If it has a foot-operated park brake there’s a high probability it was either made in America or made for Americans, who for some reason like these things. If the suspension and noise suppression cocoons you from the outside world, placing you in your own little microenvironment, if it rides beautifully but slops around a bit when challenged by corners, well you’re getting hot.
And if the audio thumps out heaps of doof and the speedometer has a miles-per-hour subtext you’re there.
This second incarnation of the car that was going to bring us all back to Detroit hasn’t changed much. There’s less bling around the headlights, more around the tail lights. The narrow glass area between roof and doors remains meaning the big Chrysler retains all of its gangster imagery. Once in yo’ is an instantly bad mother.
I’ve had a trot in a couple of these. The diesel V6 is a ripper; fast, responsive, smooth and reasonably quiet, and beautifully mated to a five-speed auto. Both engine and gearbox were inherited from Mercedes-Benz when it briefly owned Chrysler. Both good.
But real American cars have V8s and the one in the 300 SRT is a monster. 6.4 litres, 347 kilowatts. It sounds fantastic to anyone with the bloke gene, goes like a cat in a dog pound and uses 16 litres of petrol for every 100 km in the city, 12 in the bush.
The five-speed auto in this one isn’t as smooth as the diesel’s transmission. Doesn’t matter, get behind the wheel of an SRT and you’re not into finesse, you’re a bootlegger running ’shine down the mountain, the G-men in hot pursuit in their government-issue Crown Victorias. They don’t stand a chance.
The interior is pretty ordinary although the equipment level is good. The dash surfaces are hard plastic (leather in the $75,000 SRT) and there’s a huge console screen which, unless you order navigation, seems like overkill. Head and leg room in the rear isn’t bad, it’s just less than you expect in a car of this size. The boot is huge and so is the spare wheel well under it. What a pity there’s only a space saver at its bottom.
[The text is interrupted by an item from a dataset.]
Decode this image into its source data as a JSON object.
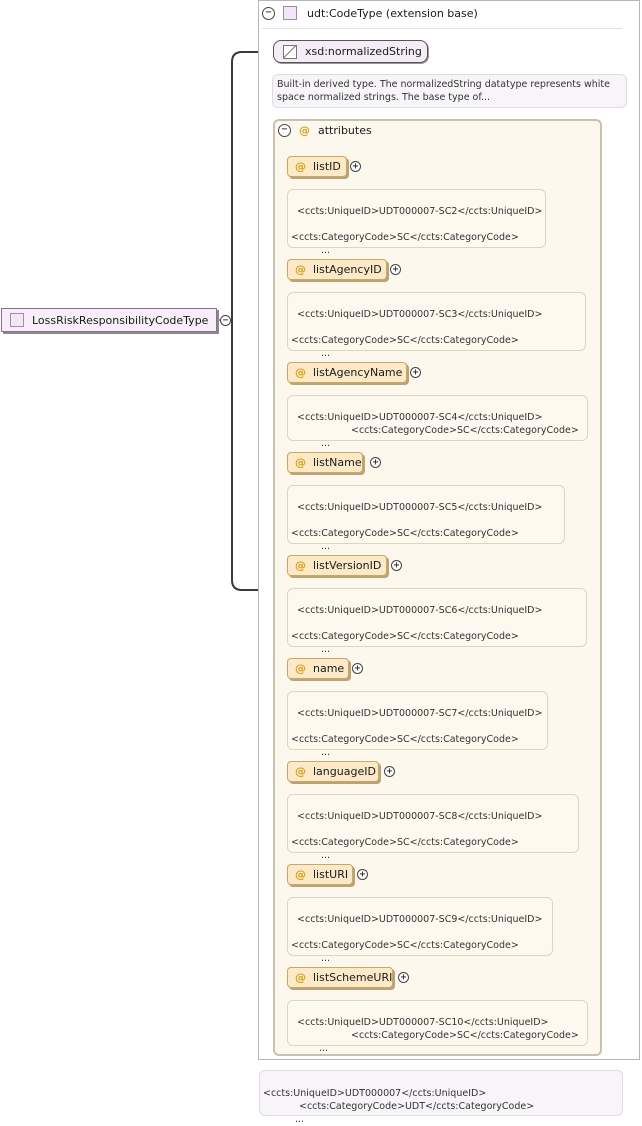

But the Chrysler is comfortable and good value, and an easy way to rack up long distances with the least possible effort. I’d happily recommend it to people who either live in the country or spend of a lot of time out there. For city folk it’s a bit fat and challenging to park, and for enthusiast drivers it’s far from precise.
Vehicle: Chrysler 300 Limited diesel
Competitors: Holden Caprice, Lexus ES, Nissan Maxima.Power: 176-kilowatt turbo diesel V6.Gears: Five-speed auto.
Economy: On test 9 litres per 100 km city, 6.8 country. Officially 7.1.
Drive away price: $56,344 (Postcode 2000) $55,886 (Postcode 3000).
The good: A great country cruiser, and it’s nicely individual.
The bad: It ain’t subtle, the steering can get heavy when parking.
The ugly: Steel yourself for ‘Yank tank’ jokes.